Foi a Anac, por exemplo, que suspendeu as operações da Voepass em 11 de março devido a falhas graves identificadas nos sistemas de gestão e segurança operacional da empresa. A companhia seguirá sem operar enquanto não comprovar que atendeu às exigências técnicas e que pode retomar seus voos.

A proposta orçamentária que o governo enviou ao Congresso prevê R$ 120,7 milhões para gastos discricionários (que excluem salários, por exemplo).

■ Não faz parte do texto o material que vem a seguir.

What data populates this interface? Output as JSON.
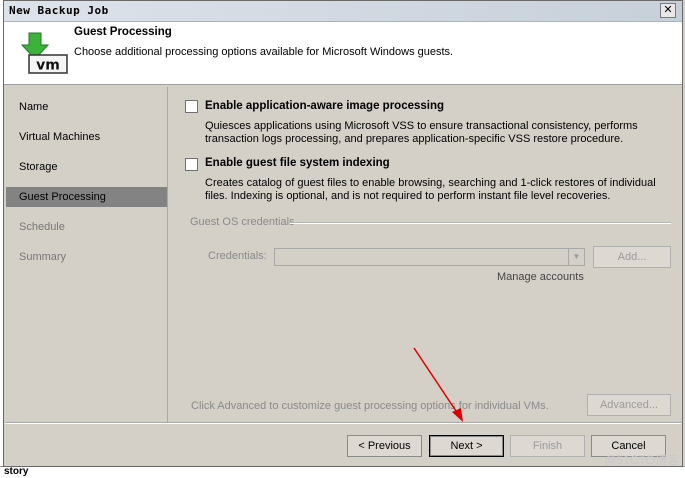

Um levantamento feito no ano passado concluiu que a agência precisaria de R$ 172 milhões neste ano.

Além disso, se considerado o desembolso que a Anac recebeu para essas ações 12 anos atrás, o repasse previsto para este ano representa apenas 33,3% do orçamento de 2013 (em valores corrigidos pela inflação).

“A restrição de recursos pode refletir em degradação do sistema de supervisão da segurança operacional como também comprometer a capacidade da agência de acompanhar a evolução do setor, tornando essencial a busca por alternativas para manter sua atuação eficiente e alinhada às necessidades da aviação nacional e internacional”, afirma a Anac, no documento.

Sem dinheiro, a agência relata ao TCU que tem feito cortes na operação do dia a dia. Parte do trabalho que era feito presencialmente foi alvo de um programa que mira a execução de atividades de forma remota. Com isso, três andares do edifício-sede da agência, em Brasília, foram desocupados, reduzindo em 43% os gastos com aluguel, condomínio e IPTU.

Contratos de serviços de limpeza e vigilância também foram revisados, gerando uma economia adicional de 39% em relação ao gasto anterior, ainda segundo o relato feito ao tribunal. A Anac também reduziu as áreas de escritórios que ocupa nas cidades de São José dos Campos, São Paulo e Rio de Janeiro.

Para garantir local de trabalho para todos, a agência buscou acordos de compartilhamento de imóveis e rateio de despesas com outros órgãos públicos. Hoje, parte de suas operações funciona em estruturas divididas com o Palácio da Fazenda (Rio de Janeiro), Ministério da Gestão e da Inovação em Serviços Públicos (Rio Grande do Sul), Banco Central do Brasil (Belo Horizonte) e Receita Federal (Recife).

“Estima-se que, ao final de 2024, tais ações tenham gerado uma economia de aproximadamente R$ 52 milhões”, afirmou a Anac. “No entanto, há a limitação na capacidade de expansão da atuação da Anac nas atividades finalísticas, destacadamente em certificação e vigilância dos entes regulados.”

Diante desse quadro, a agência afirma seguem sendo priorizadas funções relacionadas à segurança das operações aéreas, como inspeções aeroportuárias regulares, certificações de produtos aeronáuticos, validações de entidades do setor aéreo e fiscalizações.

As restrições tornam-se mais críticas no momento em que há aumento da demanda por transporte aéreo, novas operações e tecnologias, além da necessidade de aprimoramento da regulação e fiscalização. O que pode impactar diretamente na qualidade dos serviços e na segurança da aviação civil, segundo a agência.

Projetos estratégicos e operacionais já têm sofrido com a falta de verba, como aqueles voltados às áreas de tecnologia da informação, transformação digital e segurança cibernética, “comprometendo a proteção de dados e sistemas críticos da Anac e o avanço tecnológico de soluções para incrementar a interface entre o cidadão, as empresas do setor e a agência”. Há, ainda, “comprometimento do aperfeiçoamento dos processos de fiscalização, inteligência e tomada de decisão”.

No ano passado, 70 novos servidores foram contratados por concurso público e já foram nomeados e estão em atividade. Mesmo assim, a Anac diz que o quadro atual está defasado em 35,5% frente ao estipulado em sua lei de criação.

“Ao compararmos o quantitativo de servidores da agência em 2014 com o número em 2024, observa-se uma redução de aproximadamente 9%”, afirma a Anac.

Em nota, a Anac afirmou que há um descompasso entre as condições de trabalho e o aumento de atribuições.

“Enquanto o quadro de pessoal diminui, a agência enfrenta um aumento significativo de responsabilidades, incluindo um maior número de aeroportos concedidos, a ampliação do número de regulados e a necessidade de regulamentação de novos temas, como drones, segurança cibernética, aeronaves de decolagem e aterrissagem vertical elétrica”, diz o texto.